Example (fail): "Feature A first because the VP asked for it" with no CD3 comparison or economic justification.
-
Present CD3 scores with incorrect arithmetic.
Example (fail): CoD = $5,000, Duration = 2, CD3 shown as 5,000 — division was not performed.
Source: Kept chunks #7, #8, #12 in inputs/abd-answers-retrieval.md — FIFO ($69 delay cost) vs CD3 ordering ($27 delay cost), 61% reduction.
Rule: Value type and urgency assigned
Every item scored in this skill must have exactly one value type and one urgency profile selected, with enough rationale that a reviewer can see why that classification was chosen. A canvas passes when value type picks the right formula pattern and urgency profile matches the decay shape.

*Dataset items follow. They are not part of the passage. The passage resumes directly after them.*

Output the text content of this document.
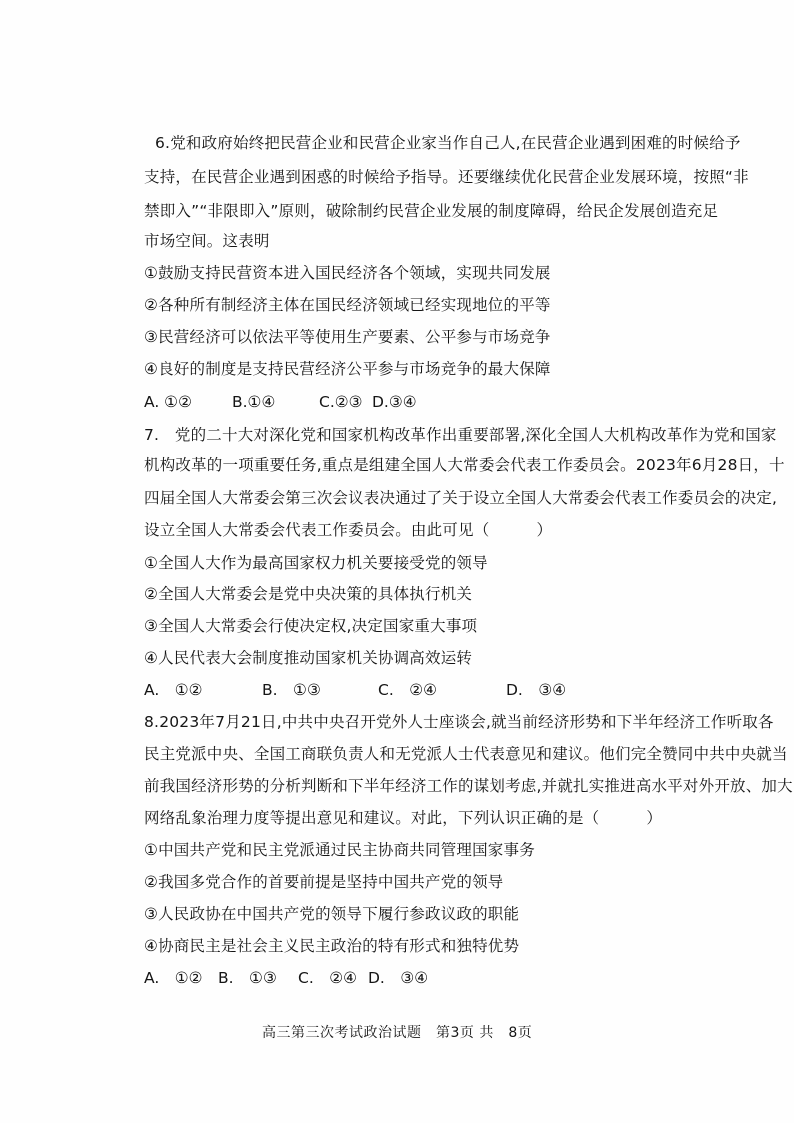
6.党和政府始终把民营企业和民营企业家当作自己人,在民营企业遇到困难的时候给予
支持，在民营企业遇到困惑的时候给予指导。还要继续优化民营企业发展环境，按照“非
禁即入”“非限即入”原则，破除制约民营企业发展的制度障碍，给民企发展创造充足
市场空间。这表明
①鼓励支持民营资本进入国民经济各个领域，实现共同发展
②各种所有制经济主体在国民经济领域已经实现地位的平等
③民营经济可以依法平等使用生产要素、公平参与市场竞争
④良好的制度是支持民营经济公平参与市场竞争的最大保障
A. ①②	B.①④	C.②③ D.③④
7.　党的二十大对深化党和国家机构改革作出重要部署,深化全国人大机构改革作为党和国家
机构改革的一项重要任务,重点是组建全国人大常委会代表工作委员会。2023年6月28日，十
四届全国人大常委会第三次会议表决通过了关于设立全国人大常委会代表工作委员会的决定,
设立全国人大常委会代表工作委员会。由此可见（　　　）
①全国人大作为最高国家权力机关要接受党的领导
②全国人大常委会是党中央决策的具体执行机关
③全国人大常委会行使决定权,决定国家重大事项
④人民代表大会制度推动国家机关协调高效运转
A.　①②	B.　①③	C.　②④	D.　③④
8.2023年7月21日,中共中央召开党外人士座谈会,就当前经济形势和下半年经济工作听取各
民主党派中央、全国工商联负责人和无党派人士代表意见和建议。他们完全赞同中共中央就当
前我国经济形势的分析判断和下半年经济工作的谋划考虑,并就扎实推进高水平对外开放、加大
网络乱象治理力度等提出意见和建议。对此，下列认识正确的是（　　　）
①中国共产党和民主党派通过民主协商共同管理国家事务
②我国多党合作的首要前提是坚持中国共产党的领导
③人民政协在中国共产党的领导下履行参政议政的职能
④协商民主是社会主义民主政治的特有形式和独特优势
A.　①② B.　①③ C.　②④ D.　③④
高三第三次考试政治试题　第3页 共　8页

It fails when classifications are missing, when both are left as "Standard" by default without reasoning, or when the selected value type contradicts the formula used.
DO
-
Assign exactly one value type per item: Increase Revenue, Protect Revenue, Reduce Cost, or Avoid Cost.
Example (pass):
Value Type: Reduce Cost Rationale: Customers currently call in to reactivate blocked cards; this reduces call volume. -
Assign exactly one urgency profile per item: Expedite, Fixed Date, Standard, or Intangible.
Example (pass):
Urgency Profile: Standard Rationale: Shallow but immediate cost saving; value accrues incrementally from day one with no hard deadline. -
Use a formula pattern that matches the selected value type (see Core concepts table in SKILL.md).
Example (pass): Value type is "Reduce Cost" → formula uses
cost reduction/event × events × likelihood.
DO NOT
-
Leave value type or urgency profile blank or unselected on a scored item.
Example (fail): Canvas has CoD = $200,000/month but the Value Type row says "TBD" — classification was skipped.
-
Default both to "Standard / Standard" without stated reasoning.
Example (fail): Three items all marked Standard/Standard with no rationale — suggests the team skipped the conversation.
-
Select a value type that contradicts the formula used.
Example (fail): Value Type says "Increase Revenue" but the formula calculates
cost avoidance/event × events— mismatch between classification and model.